Protecting the planet

Do geo-engineering schemes have the potential to halt climate change?

  • Published in Features.

Practical solutions

Sunshades in space could be one way of cooling the planet

A year and a half on from authoritative reports by the IMechE and Royal Society on geo-engineering, experts on this controversial and unproven science – which could have the potential to reverse the effects of climate change – believe that not enough is being done to develop it.

Professor John Shepherd, of the University of Southampton’s National Oceanography Centre and a Fellow of the Royal Society, believes that £100 million should be devoted to researching geo-engineering schemes over 10 years– instead of the £3 million of Engineering and Physical Sciences Research Council money given to it at present. “That’s 3% of what we’ve suggested – and I think we ought to have the other 97%,” says Shepherd.

Tim Fox, head of energy and climate change at the IMechE, concurs. “We need to focus very quickly on the practical geo-engineering solutions – ones where there is a consensus that they offer real possibilities,” he says.

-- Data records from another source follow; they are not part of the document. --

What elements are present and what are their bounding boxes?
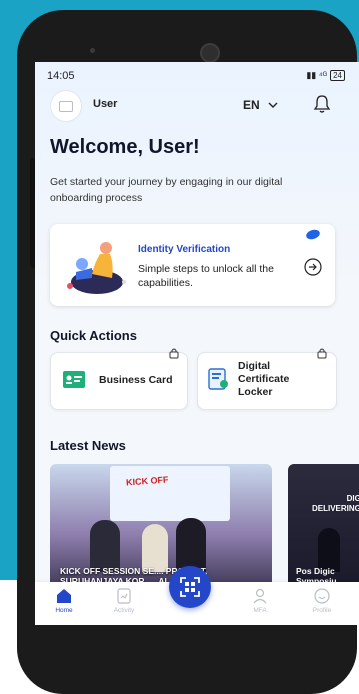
tab-home[interactable]: Home xyxy=(39,588,89,614)
bell-icon[interactable] xyxy=(311,93,333,115)
business-card-label: Business Card xyxy=(99,374,173,386)
lock-icon xyxy=(169,348,179,359)
decorative-blob xyxy=(304,228,322,241)
identity-illustration-icon xyxy=(67,242,126,294)
language-label: EN xyxy=(243,98,260,112)
mfa-icon xyxy=(253,588,267,604)
business-card-action[interactable]: Business Card xyxy=(50,348,188,410)
tab-mfa[interactable]: MFA xyxy=(235,588,285,614)
scan-qr-button[interactable] xyxy=(169,566,211,608)
chevron-down-icon xyxy=(268,102,278,108)
identity-card-title: Identity Verification xyxy=(138,244,231,255)
language-selector[interactable]: EN xyxy=(243,98,278,112)
avatar-image-icon xyxy=(59,100,73,112)
header-username: User xyxy=(93,98,118,110)
news-card[interactable]: KICK OFF KICK OFF SESSION SE.... PROJECT… xyxy=(50,464,272,592)
battery-icon: 24 xyxy=(330,70,345,81)
tab-mfa-label: MFA xyxy=(253,607,267,614)
certificate-locker-label: Digital Certificate Locker xyxy=(238,360,290,398)
business-card-icon xyxy=(63,371,85,388)
arrow-right-circle-icon[interactable] xyxy=(304,258,322,276)
avatar[interactable] xyxy=(50,90,82,122)
tab-home-label: Home xyxy=(55,607,73,614)
signal-icon: ▮▮ ⁴ᴳ xyxy=(306,70,328,80)
certificate-locker-icon xyxy=(208,368,228,390)
tab-activity[interactable]: Activity xyxy=(99,588,149,614)
home-icon xyxy=(57,589,71,603)
status-icons: ▮▮ ⁴ᴳ 24 xyxy=(306,70,345,81)
intro-text: Get started your journey by engaging in … xyxy=(50,176,283,204)
news-photo-person xyxy=(142,524,168,572)
tab-profile-label: Profile xyxy=(312,607,332,614)
tab-activity-label: Activity xyxy=(113,607,135,614)
lock-icon xyxy=(317,348,327,359)
news-banner-text: DIGIT DELIVERING T xyxy=(311,494,359,513)
news-banner-image xyxy=(110,466,230,521)
app-screen: 14:05 ▮▮ ⁴ᴳ 24 User EN Welcome, User! Ge… xyxy=(35,62,359,625)
phone-camera xyxy=(200,43,220,63)
quick-actions-heading: Quick Actions xyxy=(50,328,137,343)
page-title: Welcome, User! xyxy=(50,136,200,158)
profile-icon xyxy=(314,588,330,604)
identity-verification-card[interactable]: Identity Verification Simple steps to un… xyxy=(50,224,335,306)
status-time: 14:05 xyxy=(47,70,75,82)
phone-sensor xyxy=(90,48,95,53)
identity-card-description: Simple steps to unlock all the capabilit… xyxy=(138,263,274,289)
digital-certificate-locker-action[interactable]: Digital Certificate Locker xyxy=(197,348,337,410)
latest-news-heading: Latest News xyxy=(50,438,126,453)
news-photo-person xyxy=(176,518,206,572)
qr-scan-icon xyxy=(180,577,200,597)
news-card[interactable]: DIGIT DELIVERING T Pos Digic Symposiu xyxy=(288,464,359,592)
activity-icon xyxy=(117,588,131,604)
news-photo-person xyxy=(90,520,120,572)
tab-profile[interactable]: Profile xyxy=(297,588,347,614)
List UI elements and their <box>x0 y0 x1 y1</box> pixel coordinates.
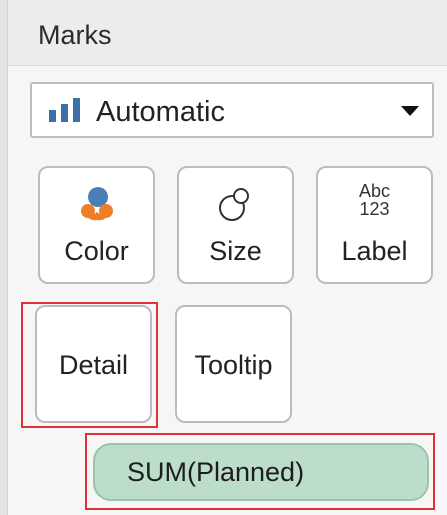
label-icon-text-top: Abc <box>358 181 391 201</box>
label-icon-text-bottom: 123 <box>359 199 390 219</box>
tooltip-button[interactable]: Tooltip <box>175 305 292 423</box>
chevron-down-icon[interactable] <box>401 106 419 116</box>
label-button[interactable]: Abc 123 Label <box>316 166 433 284</box>
panel-left-edge <box>0 0 8 515</box>
color-button-label: Color <box>64 236 129 266</box>
size-button[interactable]: Size <box>177 166 294 284</box>
mark-type-value: Automatic <box>96 96 225 128</box>
pill-highlight-box <box>85 433 435 510</box>
color-icon <box>80 187 113 221</box>
bar-chart-icon <box>49 98 80 122</box>
marks-card-header: Marks <box>8 0 447 66</box>
label-abc-icon: Abc 123 <box>318 182 431 218</box>
tooltip-button-label: Tooltip <box>194 350 273 380</box>
size-icon <box>218 188 249 221</box>
color-button[interactable]: Color <box>38 166 155 284</box>
mark-type-dropdown[interactable]: Automatic <box>30 82 434 138</box>
label-button-label: Label <box>341 236 408 266</box>
detail-highlight-box <box>21 302 158 428</box>
size-button-label: Size <box>209 236 262 266</box>
marks-card: Marks Automatic Color Size Abc 123 Label… <box>0 0 447 515</box>
marks-card-title: Marks <box>38 20 112 50</box>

Geo-engineering schemes are potential ways of modifying the earth’s climate through technology. The proposed ideas fall into two groups: schemes that would sequester CO2 from the atmosphere, and techniques for managing solar radiation to deflect sunlight. Geo-engineering may well represent the last chance in the climate change saloon and has many detractors, but others believe it would be foolish not to consider using it when emissions of greenhouse gases continue to rise and runaway global warming is a real possibility. 

The solar radiation management (SRM) techniques proposed include spraying sulphur into the stratosphere. It is thought that this could mimic the effects of volcanic eruptions, such as that of Mount Pinatubo in the Philippines in 1991, which released large quantities of aerosols into the atmosphere with the effect of temporarily cooling the planet. British engineer Stephen Salter, meanwhile, has done a lot of work on a scheme that could increase the albedo of clouds – the extent to which they reflect sunlight – by seeding them with seawater droplets. In the US, Professor Roger Angel of the University of Arizona has even proposed launching trillions of mirrors into space to form a sunshade, blocking out 2% of the sun’s rays.

Direct CO2 removal from the atmosphere is the geo-engineering scheme favoured by Fox at the IMechE. US physicist Klaus Lackner has proposed capturing CO2 through the deployment of hundreds of thousands of mechanical trees built with materials that absorb greenhouse gases.

Fox says: “Artificial trees offer the best potential geo-engineering activity, and really we should consider them as a form of CO2 mitigation. It’s one step beyond carbon capture and storage being used at a power plant.” The IMechE considers geo-engineering to be a crucial part of a three pronged attack on climate change which also includes mitigation of emissions and adaptation.

Some in the media have suggested that development of geo-engineering could be part of a conspiracy to enable fossil fuels to continue to be burned with impunity, but Fox insists that engineers looking at geo-engineering have no desire to see it replace efforts directed at mitigation.